By Nikki Barnes, Head of Implementations
October 22, 2025
In times where HR leaders are being asked to tighten their belts, their eyes go to expensive software, and the Candidate Relationship Manager (CRM) is often assessed to see if there is truly a value. The recruiting CRM is generally the face of recruiting in the tech stack. It is the career site, the lead collection and the campaign tool, but it can often be ignored and underutilized. If you are looking at your CRM thinking, "We could probably cut this and save some money," then let's chat.
Here are five things I would look at improving before throwing out my CRM:
1. Automation – Most CRMs have the technology to automate communications and tasks. Have you leveraged drip campaigns, email blasts, text campaigns (if you have texting), interview scheduling and status updates? I challenge you to review your current process to see what administrative tasks are done manually and if they can be automated. In today’s market, there is an influx of candidates, and sourcing may not be needed as much, so think about how you can use automation to make the administrative burden on the recruiter or coordinators easier.
2. AI Agents – Investigate whether your CRM vendor offers AI agents for tasks that cannot be automated using conventional methods. Sometimes a small investment in an AI agent will save your company large amounts of money in overhead. While looking into these agents, I would caution you to also think about the candidate's experience. Sometimes saving on overhead will come at the expense of the candidate, and when the market shifts back to favoring candidates (like during 2021-2023 when candidates were ghosting employers), you will want to ensure that those candidates return.
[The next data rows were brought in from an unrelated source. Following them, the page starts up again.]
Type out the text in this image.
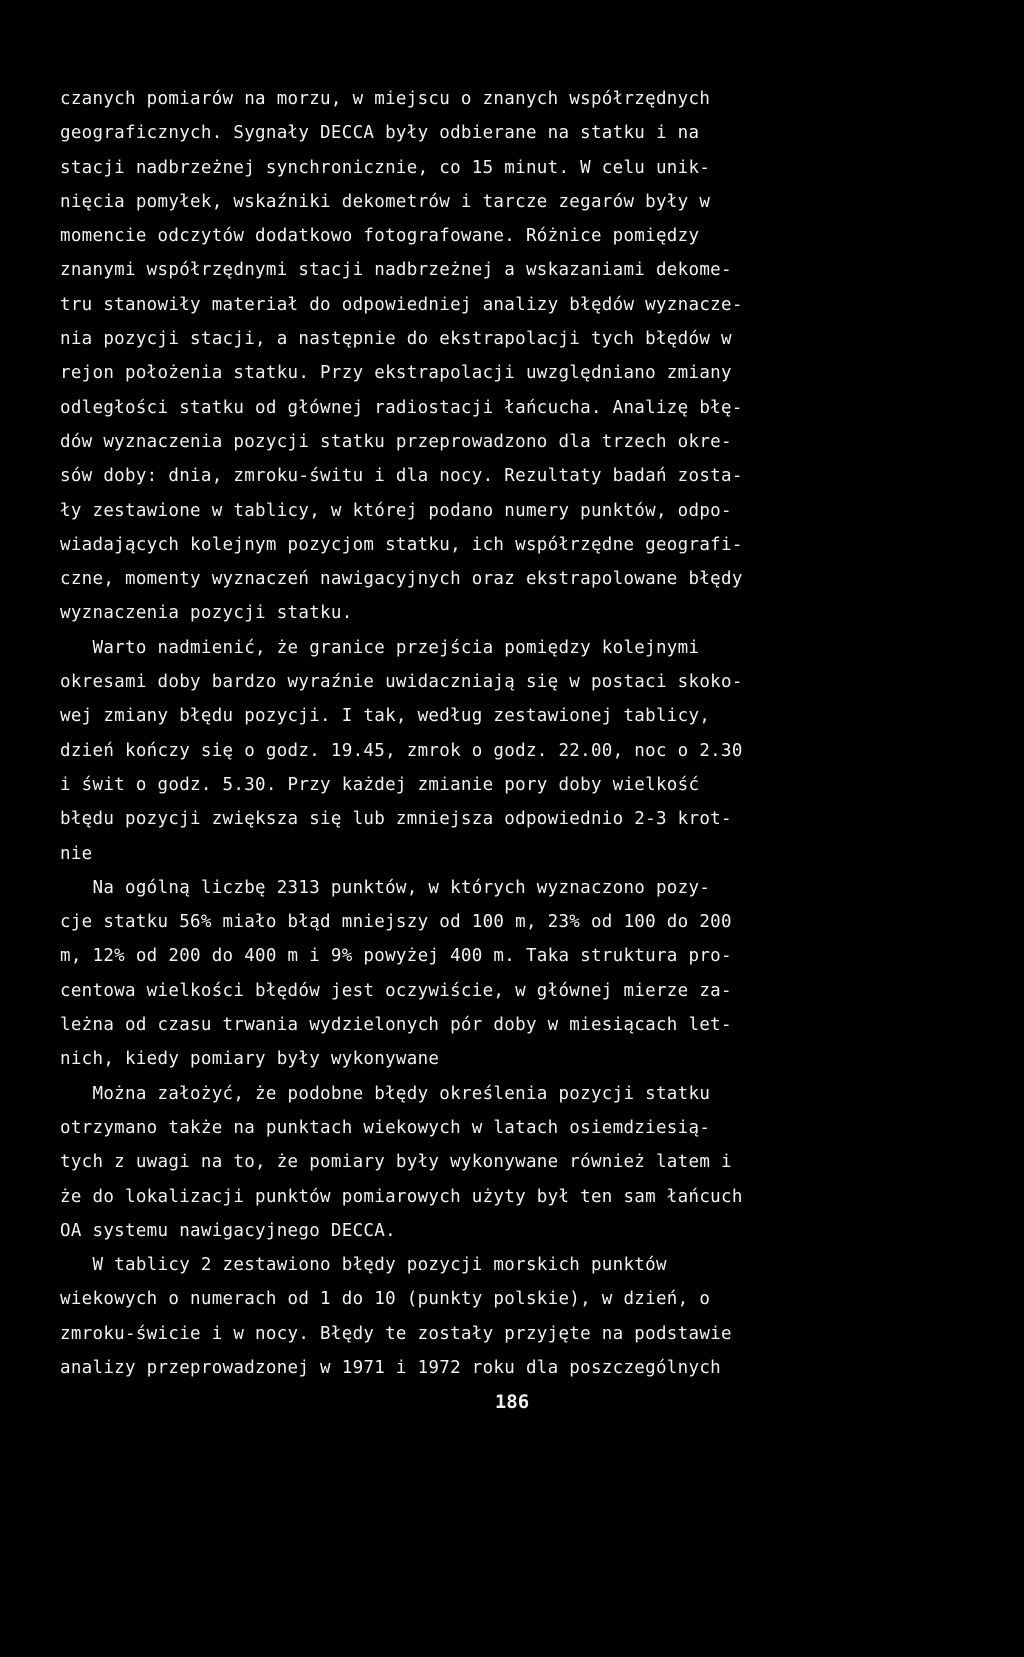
czanych pomiarów na morzu, w miejscu o znanych współrzędnych
geograficznych. Sygnały DECCA były odbierane na statku i na
stacji nadbrzeżnej synchronicznie, co 15 minut. W celu unik-
nięcia pomyłek, wskaźniki dekometrów i tarcze zegarów były w
momencie odczytów dodatkowo fotografowane. Różnice pomiędzy
znanymi współrzędnymi stacji nadbrzeżnej a wskazaniami dekome-
tru stanowiły materiał do odpowiedniej analizy błędów wyznacze-
nia pozycji stacji, a następnie do ekstrapolacji tych błędów w
rejon położenia statku. Przy ekstrapolacji uwzględniano zmiany
odległości statku od głównej radiostacji łańcucha. Analizę błę-
dów wyznaczenia pozycji statku przeprowadzono dla trzech okre-
sów doby: dnia, zmroku-świtu i dla nocy. Rezultaty badań zosta-
ły zestawione w tablicy, w której podano numery punktów, odpo-
wiadających kolejnym pozycjom statku, ich współrzędne geografi-
czne, momenty wyznaczeń nawigacyjnych oraz ekstrapolowane błędy
wyznaczenia pozycji statku.
Warto nadmienić, że granice przejścia pomiędzy kolejnymi
okresami doby bardzo wyraźnie uwidaczniają się w postaci skoko-
wej zmiany błędu pozycji. I tak, według zestawionej tablicy,
dzień kończy się o godz. 19.45, zmrok o godz. 22.00, noc o 2.30
i świt o godz. 5.30. Przy każdej zmianie pory doby wielkość
błędu pozycji zwiększa się lub zmniejsza odpowiednio 2-3 krot-
nie
Na ogólną liczbę 2313 punktów, w których wyznaczono pozy-
cje statku 56% miało błąd mniejszy od 100 m, 23% od 100 do 200
m, 12% od 200 do 400 m i 9% powyżej 400 m. Taka struktura pro-
centowa wielkości błędów jest oczywiście, w głównej mierze za-
leżna od czasu trwania wydzielonych pór doby w miesiącach let-
nich, kiedy pomiary były wykonywane
Można założyć, że podobne błędy określenia pozycji statku
otrzymano także na punktach wiekowych w latach osiemdziesią-
tych z uwagi na to, że pomiary były wykonywane również latem i
że do lokalizacji punktów pomiarowych użyty był ten sam łańcuch
OA systemu nawigacyjnego DECCA.
W tablicy 2 zestawiono błędy pozycji morskich punktów
wiekowych o numerach od 1 do 10 (punkty polskie), w dzień, o
zmroku-świcie i w nocy. Błędy te zostały przyjęte na podstawie
analizy przeprowadzonej w 1971 i 1972 roku dla poszczególnych
186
3. Integrations – The backbone of a successful tech stack is dependent on solid integrations. If your CRM does not have a bi-directional feed with your Applicant Tracking System (ATS), a recruiter is going to see it as just another system on their long list of systems to navigate . In my experience, CRM adoption will increase when recruiters see that the system will save them time. Recruiters are managing hundreds – and sometimes thousands – of candidates at a time. It’s asking a lot when you’re expecting them to toggle multiple systems to try and manage the process. The moment they see something that will slow them down is the moment you have lost them. Other integrations that would make their life easier are job posting feeds supporting remote jobs, employee data feeds, Single Sign On (SSO) and user feeds for hiring managers.
4. Process & Adoption – Process goes hand in hand with integrations. When you are looking at your overall recruiting process, is it a free-for-all where recruiters follow the business or is it guided by a process and policy where recruiters lead the business? All too often recruiting is driven by the business when they need to be a strategic partner. A recruiting process that is designed and outlined with the CRM in mind will provide metric points for value analysis, visibility to optimize and automate and the ability to infuse your company values.
5. Analytics – How do you measure the success of your CRM? Make sure that for whatever changes you are making to the system or process you have a baseline metric established that you can measure success against. The reason you purchased the CRM may not be the reason you want to keep it now. Sometimes the goalpost changes, and you need to define your WHY and then ensure you can show the value in numbers. For example, if I determined that one of the values the CRM was going to bring is automating communications to partial applicants, I would want to measure the success of those automations. How many candidates are being hired from the automation, how many were interviewed and how many came back to complete their applications?
My last bit of advice for anyone tackling an HRIS project would be to lean out. HRIS is programmed to get wrapped up in the details, because each small thing in a system can make a big difference. But it is so important to take several steps back and look at the big picture. Ask yourself, “How will this system tie into our broader HR vision? Do these new processes align with our company values?” Imagine what good looks like outside of the systems and then make sure that your system fits into your talent strategy.